Dr. h.c. Paul Spiegel OBM
Term of office: 2000 - 2006
Paul Spiegel was born in Warendorf, Westphalia, on 31 December 1939. He survived Nazi persecution in hiding in Belgium. After the war he returned to Warendorf. As a young volunteer journalist Spiegel worked on the Allgemeine Jüdische Wochenzeitung (now Jüdische Allgemeine), returning ex officio as the paper’s managing director when he became Vice-President of the Central Council.

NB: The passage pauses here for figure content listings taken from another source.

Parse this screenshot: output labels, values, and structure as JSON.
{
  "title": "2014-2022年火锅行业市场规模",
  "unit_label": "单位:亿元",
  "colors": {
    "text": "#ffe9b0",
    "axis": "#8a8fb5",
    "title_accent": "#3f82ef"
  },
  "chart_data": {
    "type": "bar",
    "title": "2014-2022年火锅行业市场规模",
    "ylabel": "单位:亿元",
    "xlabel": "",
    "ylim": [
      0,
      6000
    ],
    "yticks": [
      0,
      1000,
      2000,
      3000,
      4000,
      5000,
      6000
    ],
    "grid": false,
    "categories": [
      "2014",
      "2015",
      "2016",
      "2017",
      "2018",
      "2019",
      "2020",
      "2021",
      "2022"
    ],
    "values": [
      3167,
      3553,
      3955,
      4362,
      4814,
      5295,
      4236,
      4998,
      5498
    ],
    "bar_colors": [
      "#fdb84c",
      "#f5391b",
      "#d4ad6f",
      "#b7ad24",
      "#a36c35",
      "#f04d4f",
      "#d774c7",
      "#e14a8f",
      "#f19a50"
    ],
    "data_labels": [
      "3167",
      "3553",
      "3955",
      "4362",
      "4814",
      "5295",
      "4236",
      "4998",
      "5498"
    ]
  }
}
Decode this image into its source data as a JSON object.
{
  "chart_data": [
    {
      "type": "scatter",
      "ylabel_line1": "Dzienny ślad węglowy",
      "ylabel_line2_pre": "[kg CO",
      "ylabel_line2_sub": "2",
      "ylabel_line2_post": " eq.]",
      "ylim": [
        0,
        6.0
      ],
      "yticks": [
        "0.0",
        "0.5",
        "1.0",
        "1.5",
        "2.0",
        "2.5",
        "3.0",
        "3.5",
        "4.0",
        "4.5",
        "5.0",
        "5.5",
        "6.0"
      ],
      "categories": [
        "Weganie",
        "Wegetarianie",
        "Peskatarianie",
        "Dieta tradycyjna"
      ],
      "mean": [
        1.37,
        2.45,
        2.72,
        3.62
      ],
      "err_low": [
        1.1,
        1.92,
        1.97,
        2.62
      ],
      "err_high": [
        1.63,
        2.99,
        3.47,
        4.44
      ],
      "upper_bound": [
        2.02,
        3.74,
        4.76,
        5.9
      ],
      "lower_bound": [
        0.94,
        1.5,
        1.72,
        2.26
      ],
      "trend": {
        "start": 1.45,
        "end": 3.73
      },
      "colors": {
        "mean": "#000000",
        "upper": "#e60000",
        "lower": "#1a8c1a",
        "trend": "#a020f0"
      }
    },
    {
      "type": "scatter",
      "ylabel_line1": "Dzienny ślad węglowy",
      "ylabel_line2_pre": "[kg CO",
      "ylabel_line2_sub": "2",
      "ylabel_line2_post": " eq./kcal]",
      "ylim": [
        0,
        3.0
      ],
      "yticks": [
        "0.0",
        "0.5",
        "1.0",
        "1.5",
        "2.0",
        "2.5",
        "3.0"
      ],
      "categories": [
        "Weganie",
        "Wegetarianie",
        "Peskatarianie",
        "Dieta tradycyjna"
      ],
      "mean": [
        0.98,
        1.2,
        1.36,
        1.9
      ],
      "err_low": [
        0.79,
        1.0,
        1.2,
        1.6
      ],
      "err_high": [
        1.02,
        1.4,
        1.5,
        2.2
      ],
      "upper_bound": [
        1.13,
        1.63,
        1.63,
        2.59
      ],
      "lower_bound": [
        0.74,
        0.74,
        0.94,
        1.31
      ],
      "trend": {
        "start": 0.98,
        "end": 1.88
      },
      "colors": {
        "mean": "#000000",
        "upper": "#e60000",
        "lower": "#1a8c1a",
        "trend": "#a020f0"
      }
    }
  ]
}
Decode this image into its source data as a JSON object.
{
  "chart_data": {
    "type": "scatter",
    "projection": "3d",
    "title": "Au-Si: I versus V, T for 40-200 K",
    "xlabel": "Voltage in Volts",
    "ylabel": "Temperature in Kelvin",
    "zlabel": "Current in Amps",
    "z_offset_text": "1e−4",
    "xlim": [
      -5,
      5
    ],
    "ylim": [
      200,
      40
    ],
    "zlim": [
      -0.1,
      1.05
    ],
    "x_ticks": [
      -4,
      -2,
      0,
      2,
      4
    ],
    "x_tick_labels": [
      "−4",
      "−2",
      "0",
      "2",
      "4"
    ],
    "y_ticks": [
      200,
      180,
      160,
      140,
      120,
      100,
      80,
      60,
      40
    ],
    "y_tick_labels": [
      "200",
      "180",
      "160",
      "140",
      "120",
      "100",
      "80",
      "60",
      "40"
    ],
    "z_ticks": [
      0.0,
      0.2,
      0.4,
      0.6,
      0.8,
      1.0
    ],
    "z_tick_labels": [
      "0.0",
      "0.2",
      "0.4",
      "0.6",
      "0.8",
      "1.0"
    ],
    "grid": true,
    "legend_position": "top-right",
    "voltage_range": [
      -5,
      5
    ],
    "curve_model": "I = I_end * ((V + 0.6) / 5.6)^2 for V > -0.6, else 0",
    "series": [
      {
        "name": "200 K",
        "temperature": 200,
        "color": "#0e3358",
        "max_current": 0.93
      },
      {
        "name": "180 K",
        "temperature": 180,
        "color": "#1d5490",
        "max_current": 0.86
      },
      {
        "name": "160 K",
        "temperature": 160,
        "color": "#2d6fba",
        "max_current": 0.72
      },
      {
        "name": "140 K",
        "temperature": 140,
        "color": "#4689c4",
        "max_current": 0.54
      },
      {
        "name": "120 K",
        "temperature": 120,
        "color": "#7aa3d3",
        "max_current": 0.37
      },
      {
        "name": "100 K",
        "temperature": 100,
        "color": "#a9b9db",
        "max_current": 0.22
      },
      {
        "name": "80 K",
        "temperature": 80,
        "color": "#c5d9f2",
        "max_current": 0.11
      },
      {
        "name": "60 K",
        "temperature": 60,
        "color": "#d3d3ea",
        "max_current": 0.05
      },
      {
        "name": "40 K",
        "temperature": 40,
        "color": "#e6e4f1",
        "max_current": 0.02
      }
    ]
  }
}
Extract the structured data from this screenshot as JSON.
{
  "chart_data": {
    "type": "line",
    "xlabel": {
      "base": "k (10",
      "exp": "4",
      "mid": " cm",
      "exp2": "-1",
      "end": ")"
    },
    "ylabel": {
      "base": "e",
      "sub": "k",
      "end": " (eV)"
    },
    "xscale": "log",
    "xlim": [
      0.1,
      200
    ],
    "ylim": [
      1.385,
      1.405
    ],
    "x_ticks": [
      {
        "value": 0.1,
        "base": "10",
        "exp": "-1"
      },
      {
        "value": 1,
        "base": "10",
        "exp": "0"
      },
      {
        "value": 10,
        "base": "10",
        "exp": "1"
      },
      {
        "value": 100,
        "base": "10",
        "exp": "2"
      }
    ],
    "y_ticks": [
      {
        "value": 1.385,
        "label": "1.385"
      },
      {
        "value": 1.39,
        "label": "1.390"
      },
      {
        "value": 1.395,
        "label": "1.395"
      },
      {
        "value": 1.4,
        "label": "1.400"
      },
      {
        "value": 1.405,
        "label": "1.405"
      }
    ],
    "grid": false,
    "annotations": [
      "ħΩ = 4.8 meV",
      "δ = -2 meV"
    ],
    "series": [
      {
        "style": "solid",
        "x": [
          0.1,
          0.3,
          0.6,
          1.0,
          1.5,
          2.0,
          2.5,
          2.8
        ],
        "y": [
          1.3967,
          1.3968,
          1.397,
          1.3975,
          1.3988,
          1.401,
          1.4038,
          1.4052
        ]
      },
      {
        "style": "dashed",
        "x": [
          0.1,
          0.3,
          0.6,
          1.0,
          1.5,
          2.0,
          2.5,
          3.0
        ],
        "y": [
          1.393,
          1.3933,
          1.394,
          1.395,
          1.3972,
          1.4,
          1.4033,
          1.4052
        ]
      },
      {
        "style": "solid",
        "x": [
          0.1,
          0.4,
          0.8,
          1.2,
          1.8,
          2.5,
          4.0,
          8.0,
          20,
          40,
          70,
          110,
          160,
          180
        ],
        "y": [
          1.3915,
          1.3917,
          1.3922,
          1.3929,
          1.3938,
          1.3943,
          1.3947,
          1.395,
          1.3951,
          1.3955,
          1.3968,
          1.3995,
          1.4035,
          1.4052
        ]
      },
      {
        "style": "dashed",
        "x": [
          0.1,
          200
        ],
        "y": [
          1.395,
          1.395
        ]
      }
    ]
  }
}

He was running an entertainment agency in Düsseldorf when he was elected President of the Central Council of Jews in Germany in January 2000. Paul Spiegel died in Düsseldorf in 30 April 2006
Charlotte Knobloch
In office since 7 June 2006
Charlotte Knobloch was born in Munich on October 1932. She survived the Nazi years with a Catholic family in Franconia who claimed she was their illegitimate child. After the war she returned to the town of her birth, where she married Samuel Knobloch in 1951 and gave birth to three children. Since 1985 Charlotte Knobloch has chaired the Jewish Community in Munich and Upper Bavaria. Since 2003 she has been Vice-President of the European Jewish Congress and since 2005 Vice-President of the Jewish World Congress. She was made an honorary citizen of Munich in 2005. It is thanks to the tireless efforts and commitment of Mrs Knobloch that the new Jewish Community centre and synagogue will open in the Bavarian capital on 9 November 2006. Knobloch’s priorities in the Central Council of Jews will include the integration of migrants from countries that once formed part of the Soviet Union.